To find: The size of the population when it is growing fastest.

Answer to Problem 23E

The answer is:

  $100$ individuals

Explanation of Solution

Given information:

The differential equation is: $\frac{dP}{dt}=0.006P(200-P)$

Calculation:

When the carrying capacity is cut in half, the growth is fastest (this is stated in question 3 under exploration 2 in  textbook examples). Since the carrying capacity from section a) is $200$ people, half of that number is $100$ people.

Therefore the required $100$ individuals of the population when it is growing fastest .

(c)

To determine

To find: The rate at that the population when it is growing fastest.

Answer to Problem 23E

The answer is:

  $60$ people per year.

Explanation of Solution

Given information:

The differential equation is: $\frac{dP}{dt}=0.006P(200-P)$

Calculation:

The logistic differential equation is:

  $\frac{dP}{dt}=kP(M-P)$ Where $M$ is maximal carrying capacity.

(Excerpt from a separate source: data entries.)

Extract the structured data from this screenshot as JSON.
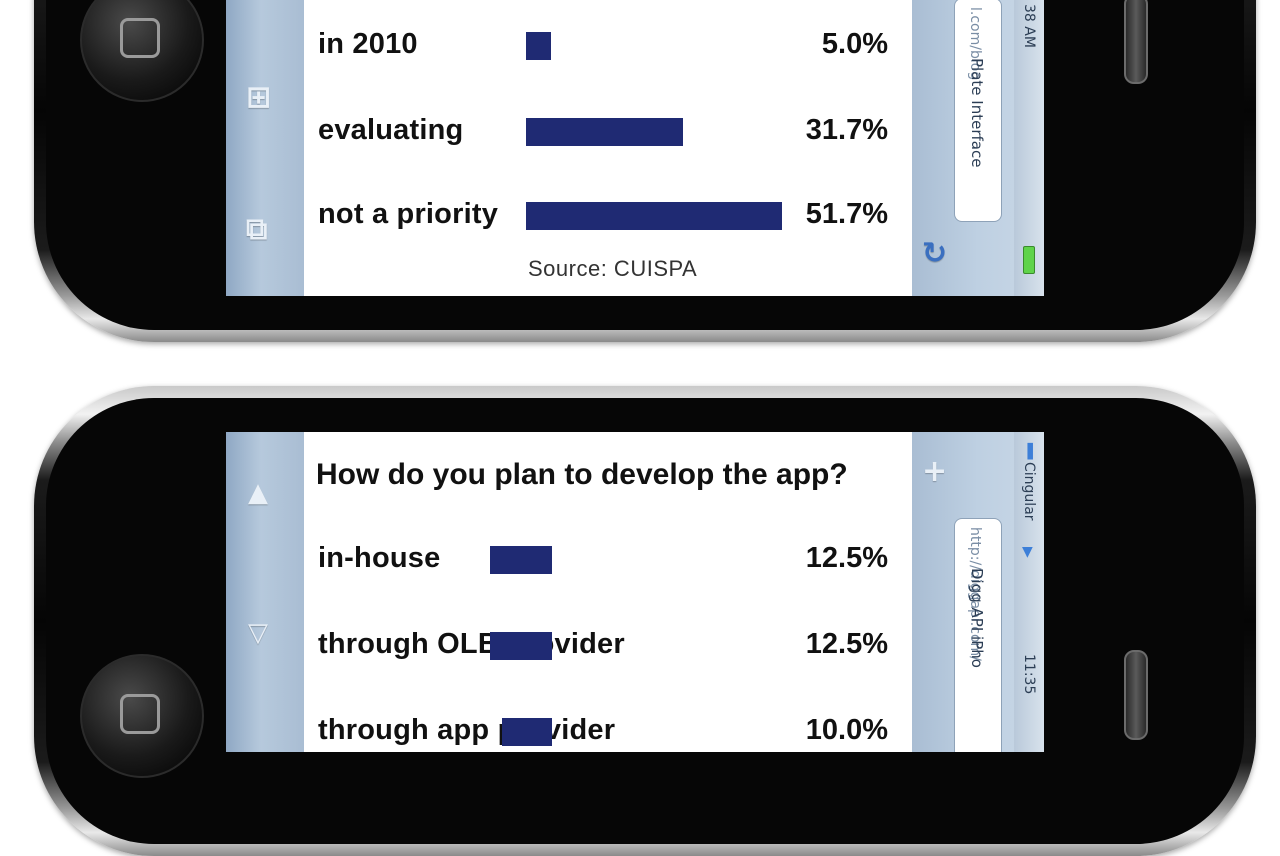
{
  "top_phone": {
    "status": {
      "time": "38 AM"
    },
    "page_title": "Plate Interface",
    "url": "l.com/blog",
    "icons": [
      "bookmarks-icon",
      "pages-icon",
      "reload-icon",
      "battery-icon"
    ]
  },
  "bottom_phone": {
    "status": {
      "carrier": "Cingular",
      "time": "11:35"
    },
    "page_title": "Digg API iPho",
    "url": "http://diggapi.com/",
    "icons": [
      "arrow-up-icon",
      "arrow-down-icon",
      "plus-icon",
      "signal-icon",
      "wifi-icon"
    ]
  },
  "colors": {
    "bar": "#1f2a73",
    "toolbar": "#b6c9dc",
    "text": "#111111"
  },
  "chart_data": [
    {
      "type": "bar",
      "orientation": "horizontal",
      "title": "",
      "categories": [
        "in 2010",
        "evaluating",
        "not a priority"
      ],
      "values": [
        5.0,
        31.7,
        51.7
      ],
      "value_labels": [
        "5.0%",
        "31.7%",
        "51.7%"
      ],
      "xlim": [
        0,
        51.7
      ],
      "source": "Source: CUISPA"
    },
    {
      "type": "bar",
      "orientation": "horizontal",
      "title": "How do you plan to develop the app?",
      "categories": [
        "in-house",
        "through OLB provider",
        "through app provider"
      ],
      "values": [
        12.5,
        12.5,
        10.0
      ],
      "value_labels": [
        "12.5%",
        "12.5%",
        "10.0%"
      ],
      "xlim": [
        0,
        51.7
      ]
    }
  ]
}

Comparing its to the given differential equation $\frac{dP}{dt}=0.006P(200-P)$ , then gives

  $M=200$

To determine the pace at which the population is growing while it is doing so at a rate that is the fastest, must discover the rate at which $P=100$

  $P=100$ is then substituted into the differential equation to produce:

  $\begin{array}{c}\frac{dP}{dt}=0.006(100)(200-100)\\ =0.6(100)\\ =60\end{array}$

Therefore the required rate at that the population when it is growing fastest is $60$ people per year.